Kahramanmaraş’ın Afşin ilçesine bağlı Çoğulhan Mahallesi, her gün bacasından tonlarca kül savuran termik santral nedeniyle hayalet kasabaya döndü.

ANKA

Kahramanmaraş’ın Afşin ve Elbistan ilçeleri, tüm dünyada kömürlü termik santrallerden salınan kükürt dioksit kaynaklı hava kirliliği sıralamasında 5. sırada yer alıyor. İki ayrı termik santralin faaliyette olduğu, kanser ve KOAH gibi hastalıkların her geçen gün arttığı bölgede göçler de sürüyor. Santrallerden savrulan küller, sadece insan sağlığını değil Elbistan Ovası’nın verimli arazilerini de tehdit ediyor.

“ÜÇ TANE ABİMİ KANSER YÜZÜNDEN KAYBETTİM”

“Türkiye’nin Çernobil’i” olarak adlandırılan Afşin’in, termik santralin yanı başındaki Çoğulhan Mahallesi’nin sakinleri, santral nedeniyle yaşadıkları sorunları anlattı.

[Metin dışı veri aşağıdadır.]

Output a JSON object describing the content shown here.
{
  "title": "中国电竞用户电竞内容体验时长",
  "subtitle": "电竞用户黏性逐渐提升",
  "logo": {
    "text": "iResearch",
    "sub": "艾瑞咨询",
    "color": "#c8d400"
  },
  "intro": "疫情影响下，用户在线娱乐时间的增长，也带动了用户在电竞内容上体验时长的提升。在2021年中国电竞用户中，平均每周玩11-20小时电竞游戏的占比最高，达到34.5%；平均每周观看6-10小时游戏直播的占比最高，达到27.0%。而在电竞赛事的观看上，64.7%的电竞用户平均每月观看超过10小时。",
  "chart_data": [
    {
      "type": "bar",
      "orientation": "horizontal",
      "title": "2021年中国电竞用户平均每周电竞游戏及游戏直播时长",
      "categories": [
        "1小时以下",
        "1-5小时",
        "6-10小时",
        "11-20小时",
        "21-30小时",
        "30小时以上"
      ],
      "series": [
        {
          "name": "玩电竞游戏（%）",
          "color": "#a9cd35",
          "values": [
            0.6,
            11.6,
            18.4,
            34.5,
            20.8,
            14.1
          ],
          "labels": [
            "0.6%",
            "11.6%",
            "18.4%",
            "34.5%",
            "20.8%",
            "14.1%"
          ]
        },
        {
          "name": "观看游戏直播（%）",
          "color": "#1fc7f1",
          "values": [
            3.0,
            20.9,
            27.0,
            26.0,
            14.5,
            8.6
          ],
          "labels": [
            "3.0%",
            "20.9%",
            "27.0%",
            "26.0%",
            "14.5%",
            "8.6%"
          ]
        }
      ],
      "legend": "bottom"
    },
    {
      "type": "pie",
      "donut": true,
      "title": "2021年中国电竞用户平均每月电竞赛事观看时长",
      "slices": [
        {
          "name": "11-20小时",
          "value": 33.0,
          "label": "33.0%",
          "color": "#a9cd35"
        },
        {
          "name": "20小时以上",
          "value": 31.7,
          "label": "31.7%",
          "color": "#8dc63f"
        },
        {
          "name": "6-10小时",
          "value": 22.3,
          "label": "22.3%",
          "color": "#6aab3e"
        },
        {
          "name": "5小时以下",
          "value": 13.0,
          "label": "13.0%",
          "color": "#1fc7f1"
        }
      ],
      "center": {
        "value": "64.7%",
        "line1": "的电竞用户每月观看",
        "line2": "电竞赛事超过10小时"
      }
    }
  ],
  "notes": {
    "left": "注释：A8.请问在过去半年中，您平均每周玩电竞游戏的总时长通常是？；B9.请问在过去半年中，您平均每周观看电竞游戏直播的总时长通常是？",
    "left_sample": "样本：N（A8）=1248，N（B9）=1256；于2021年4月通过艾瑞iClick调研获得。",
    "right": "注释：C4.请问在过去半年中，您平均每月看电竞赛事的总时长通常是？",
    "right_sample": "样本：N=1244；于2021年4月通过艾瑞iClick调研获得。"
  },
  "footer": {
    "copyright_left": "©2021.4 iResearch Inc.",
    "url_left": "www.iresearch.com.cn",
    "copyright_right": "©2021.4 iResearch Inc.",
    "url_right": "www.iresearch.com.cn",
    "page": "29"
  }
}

Termik santralde işçi olarak çalışan Nurettin Doğan, “Santralin ilk temeli atıldığında herkeste çok büyük bir umut vardı. Zamanla sağlıklarının elden gideceğinin hiç hesabını yapamadılar. Burayı babalarının arka bahçesi yapmışlar. Millet külden ölmüş, çamaşırlarını serememiş, umurlarında bile değil. Kimse iş korkusu yüzünden sağlık sorununu söyleyemiyor. Ben, üç tane abimi kaybettim. KOAH hastalığından kansere çevirdi, abim vefat etti. Burada kime sorsanız, başta şikayet edeceği kül. Açık cezaevi, kapısının önünde çıkıp oturamıyor” dedi.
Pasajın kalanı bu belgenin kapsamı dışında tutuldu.